In New York, two Americas

Published August 30, 2004 2:46PM (EDT)

In Boston last month, the Democratic National Convention felt sometimes like a street party that spilled more or less seamlessly from Boston Common to the Fleet Center to the bar at the Four Seasons. No matter where you went in Boston, there were throngs of delegates wandering about, convention credentials hanging around the necks.

New York isn't like that, at least not yet. While protestors flooded the streets Sunday, Republican delegates were all but invisible in public. And Sunday night, when tourists took back Times Square, there still were few signs -- except for a handful of anti-Bush stragglers and a sea of cops -- that the GOP was in town.
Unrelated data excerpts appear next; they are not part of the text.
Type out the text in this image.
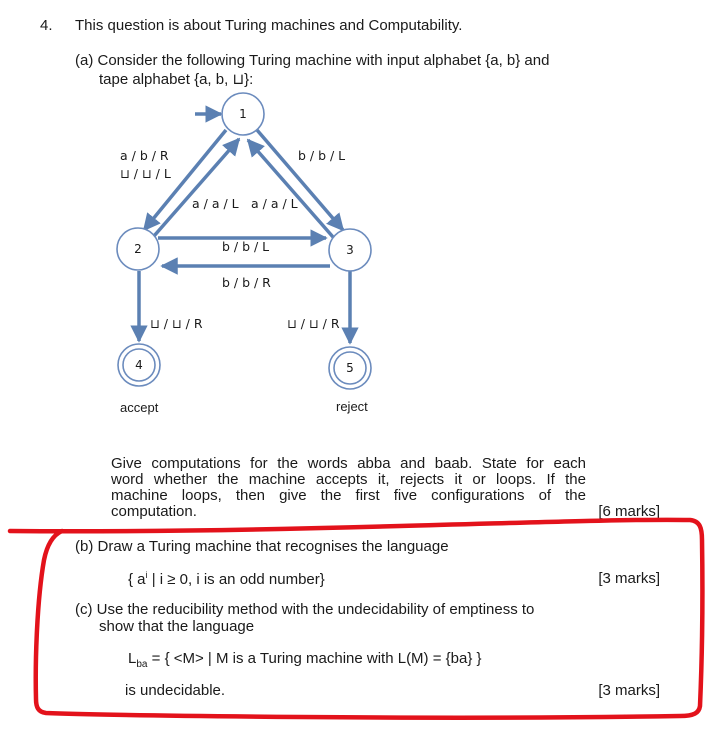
4. This question is about Turing machines and Computability.
(a) Consider the following Turing machine with input alphabet {a, b} and
tape alphabet {a, b, ⊔}:
1
2	3
4	5
a / b / R
⊔ / ⊔ / L
b / b / L
a / a / L a / a / L
b / b / L
b / b / R
⊔ / ⊔ / R	⊔ / ⊔ / R
accept	reject
Give computations for the words abba and baab. State for each
word whether the machine accepts it, rejects it or loops. If the
machine loops, then give the first five configurations of the
computation.	[6 marks]
(b) Draw a Turing machine that recognises the language
{ $a^i$ | i ≥ 0, i is an odd number}	[3 marks]
(c) Use the reducibility method with the undecidability of emptiness to
show that the language
$L_{ba}$ = { <M> | M is a Turing machine with L(M) = {ba} }
is undecidable.	[3 marks]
The delegates all seemed to be inside, behind the security checks that separate convention hotels from the rest of the New York. Inside the Roosevelt Hotel, where delegates from Arizona, New Mexico, Oklahoma and Oregon are staying, the lobby bar was busy Sunday night, a bunch of white guys in Dockers and golf shirts pounding back Buds and -- could it be? -- white wine.

The Olympics and then the late-night news played silently on a couple of TVs above the bar, but nobody paid much attention to either. From the air-conditioned cool of the bar, the protests on the streets and the closing ceremonies in Athens seemed equally foreign and far away.


By Tim Grieve

Tim Grieve is a senior writer and the author of Salon's War Room blog.